API Contract Testing in Practice
API contract testing verifies that the interface between a service provider and its consumers remains compatible as each evolves independently. It solves a fundamental microservices problem: how can we deploy services independently while being confident that the interfaces between them haven't broken?
Consumer-Driven Contracts
In consumer-driven contract testing (CDCT), consumers define the contracts — specifying exactly what they send to, and expect from, their provider. Providers verify they satisfy all consumer contracts. This means providers can't accidentally break consumers, and consumers can't make undocumented assumptions about provider behaviour.
Pact Framework
Pact is the dominant consumer-driven contract testing framework.
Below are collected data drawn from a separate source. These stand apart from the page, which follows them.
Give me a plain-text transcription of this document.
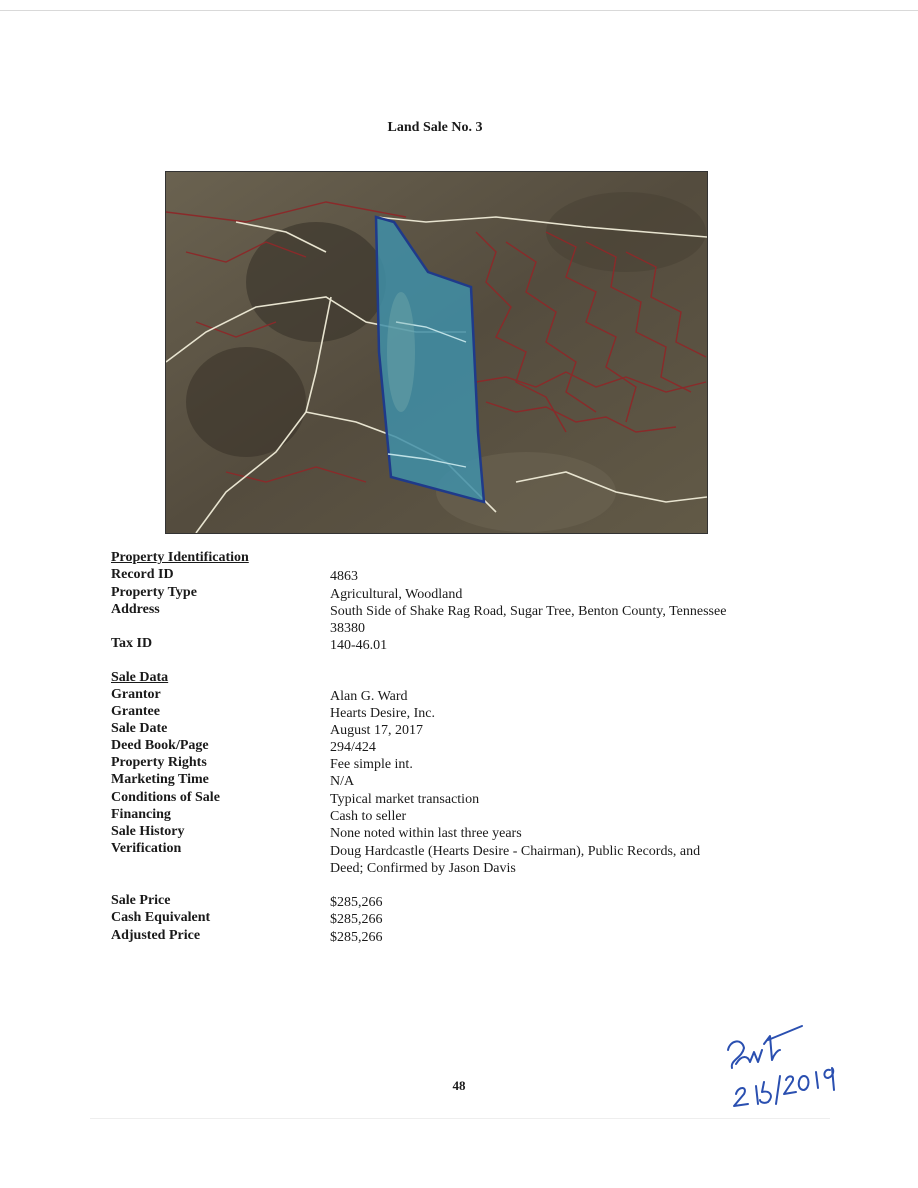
Land Sale No. 3
Property Identification
Record ID	4863
Property Type	Agricultural, Woodland
Address	South Side of Shake Rag Road, Sugar Tree, Benton County, Tennessee
38380
Tax ID	140-46.01
Sale Data
Grantor	Alan G. Ward
Grantee	Hearts Desire, Inc.
Sale Date	August 17, 2017
Deed Book/Page	294/424
Property Rights	Fee simple int.
Marketing Time	N/A
Conditions of Sale	Typical market transaction
Financing	Cash to seller
Sale History	None noted within last three years
Verification	Doug Hardcastle (Hearts Desire - Chairman), Public Records, and
Deed; Confirmed by Jason Davis
Sale Price	$285,266
Cash Equivalent	$285,266
Adjusted Price	$285,266
48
Available for JavaScript, Java, Python, Ruby, Go, and more. The workflow: consumer writes a test that records an interaction (request + expected response) as a Pact file. The Pact file is published to the Pact Broker. Provider tests replay interactions against the real provider and verify the responses match. The Pact Broker tracks compatibility and enables "can-i-deploy" checks in CI.
Contract Testing vs Integration Testing
Integration testing requires both services running simultaneously — expensive and fragile. Contract testing is async and decoupled: consumer and provider tests run independently against recorded interactions. Contract testing doesn't replace integration testing entirely but dramatically reduces the scope of full integration testing needed.
GraphQL and gRPC Contracts
Pact supports GraphQL queries. gRPC services can use Protobuf schema as a contract — schema compatibility tools verify that proto changes are backwards compatible. Both work for the same fundamental goal: preventing incompatible interface changes from reaching production.